Renal Blood Flow

Renal Blood Flow

Blood flow to the two kidneys is normally about 22 per cent of the cardiac output, or 1100 ml/min. The renal artery enters the kidney through the hilum and then branches progressively to form the interlobar arteries, arcuate arteries, interlobular arterie and afferent arterioles, which lead to the glomerular capillaries, where large amounts of fluid and solutes (except the plasma proteins) are filtered to begin urine formation. The distal ends of the capillaries of each glomerulus coalesce to form the efferent arteriole, which leads to a second capillary network, the peritubular capillaries, that surrounds the renal tubules. The renal circulation is unique in that it has two capillary beds, the glomerular and peritubular capillaries, which are arranged in series and separated by the efferent arterioles, which help regulate the hydrostatic pressure in both sets of capillaries.

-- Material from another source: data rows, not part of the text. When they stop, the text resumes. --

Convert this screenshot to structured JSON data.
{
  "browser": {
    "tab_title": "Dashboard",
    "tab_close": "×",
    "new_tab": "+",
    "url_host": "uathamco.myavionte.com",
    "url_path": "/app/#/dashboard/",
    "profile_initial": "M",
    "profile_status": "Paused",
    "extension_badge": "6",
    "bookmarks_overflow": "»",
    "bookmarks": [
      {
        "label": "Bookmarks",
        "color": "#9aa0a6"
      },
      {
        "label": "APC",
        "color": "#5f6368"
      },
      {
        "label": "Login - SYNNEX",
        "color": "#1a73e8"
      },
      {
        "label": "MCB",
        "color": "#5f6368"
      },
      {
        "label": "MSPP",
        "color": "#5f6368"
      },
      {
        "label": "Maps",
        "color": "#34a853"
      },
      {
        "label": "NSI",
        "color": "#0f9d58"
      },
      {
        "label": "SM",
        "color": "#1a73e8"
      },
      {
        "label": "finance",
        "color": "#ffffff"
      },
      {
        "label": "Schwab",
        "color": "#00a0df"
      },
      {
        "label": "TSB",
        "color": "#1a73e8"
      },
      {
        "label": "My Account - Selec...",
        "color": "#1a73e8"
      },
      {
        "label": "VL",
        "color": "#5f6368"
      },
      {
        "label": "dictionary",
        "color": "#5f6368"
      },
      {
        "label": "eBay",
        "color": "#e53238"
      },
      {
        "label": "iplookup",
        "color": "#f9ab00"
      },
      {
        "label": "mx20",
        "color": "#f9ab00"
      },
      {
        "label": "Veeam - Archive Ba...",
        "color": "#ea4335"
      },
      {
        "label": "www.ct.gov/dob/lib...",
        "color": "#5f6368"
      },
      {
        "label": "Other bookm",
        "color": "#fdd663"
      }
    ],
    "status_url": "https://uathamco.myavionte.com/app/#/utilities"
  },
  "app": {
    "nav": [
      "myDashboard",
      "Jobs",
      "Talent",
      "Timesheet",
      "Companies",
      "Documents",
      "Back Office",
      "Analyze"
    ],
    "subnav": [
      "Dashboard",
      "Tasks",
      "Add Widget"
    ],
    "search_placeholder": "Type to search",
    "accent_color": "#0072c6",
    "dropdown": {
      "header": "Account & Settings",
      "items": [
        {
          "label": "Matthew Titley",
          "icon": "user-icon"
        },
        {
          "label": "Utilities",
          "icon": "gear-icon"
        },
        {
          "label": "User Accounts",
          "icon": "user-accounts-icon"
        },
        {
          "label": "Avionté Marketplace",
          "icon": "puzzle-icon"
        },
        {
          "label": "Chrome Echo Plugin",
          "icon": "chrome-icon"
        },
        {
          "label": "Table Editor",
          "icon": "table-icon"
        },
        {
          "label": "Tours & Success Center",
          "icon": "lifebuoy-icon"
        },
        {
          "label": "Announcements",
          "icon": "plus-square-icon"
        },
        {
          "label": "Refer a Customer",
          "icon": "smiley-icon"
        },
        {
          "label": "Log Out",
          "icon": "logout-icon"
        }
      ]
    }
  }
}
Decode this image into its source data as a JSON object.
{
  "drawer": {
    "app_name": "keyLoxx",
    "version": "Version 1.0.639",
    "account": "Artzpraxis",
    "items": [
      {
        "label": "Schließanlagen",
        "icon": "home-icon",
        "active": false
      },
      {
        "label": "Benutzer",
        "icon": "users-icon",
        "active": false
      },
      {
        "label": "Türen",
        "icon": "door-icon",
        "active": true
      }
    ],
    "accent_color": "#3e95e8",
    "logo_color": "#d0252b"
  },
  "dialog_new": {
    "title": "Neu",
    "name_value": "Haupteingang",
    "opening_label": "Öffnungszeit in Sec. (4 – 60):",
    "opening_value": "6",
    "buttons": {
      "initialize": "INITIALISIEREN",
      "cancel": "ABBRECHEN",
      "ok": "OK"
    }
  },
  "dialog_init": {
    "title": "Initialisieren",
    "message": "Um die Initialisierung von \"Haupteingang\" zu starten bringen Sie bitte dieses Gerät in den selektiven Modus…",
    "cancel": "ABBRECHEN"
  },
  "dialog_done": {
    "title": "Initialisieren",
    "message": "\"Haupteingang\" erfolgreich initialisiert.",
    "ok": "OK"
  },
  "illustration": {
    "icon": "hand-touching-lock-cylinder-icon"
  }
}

High hydro-static pressure in the glomerular capillaries (about 60 mm Hg) causes rapid fluid filtration, whereas a much lower hydrostatic pressure in the peritubular capillaries (about 13 mm Hg) permits rapid fluid reabsorption. By adjusting the resistance of the afferent and efferent arterioles, the kidneys can regulate the hydrostatic pressure in both the glomerular and the peritubular capillaries, thereby changing the rate of glomerular filtration, tubular reabsorption, or both in response to body homeostatic demands. The peritubular capillaries empty into the vessels of the venous system, which run parallel to the arteriolar vessels and progressively forms the interlobular vein, arcuate vein, interlobar vein, and renal vein, which leaves the kidney beside the renal artery and ureter.

Each afferent artery has a region of renin-secreting granular Cells which form part of the Juxtaglomerular apparatus of the nephron. This specialized apparatus is involved with the renin angiotensin System. And also consists of extraglomerular mesangial cells and the macula densa region of the thick ascending limb.

In the normal kidney, the control of renal blood flow and its distribution within the kidneys are determined by a complex interaction of neurological factors and endocrine and locally released vaso active substances. The afferent and efferent renal arterioles have sympathetic innervations from T4 to L2. Increasing sympathetic activity, e.g. in response to shock, preferentially causes vasoconstriction of the afferent artery, thereby reducing renal blood flow.

Renal vessel vasodilators increase renal blood flow and include prostaglandins (PGI2, PGE2), nitric oxide, bradykinin and dopamine. Many of these vasoactive compounds are synthesized within the kidney and, in addition to their effects on total renal blood flow, many alter the distribution of blood flow between the cortex and the medulla. In normal health, many of these mediators probably have a minimal influence on the regulation of renal blood flow and its distribution. However, in disease or in states of stress (e.g. hemorrhage), they play a significant role in maintaining adequate renal perfusion. For example, administration of a no steroidal anti-inflammatory drug (NSAID) to a hypotensive patient may have disastrous consequences on renal function due to inhibition of prostaglandin synthesis.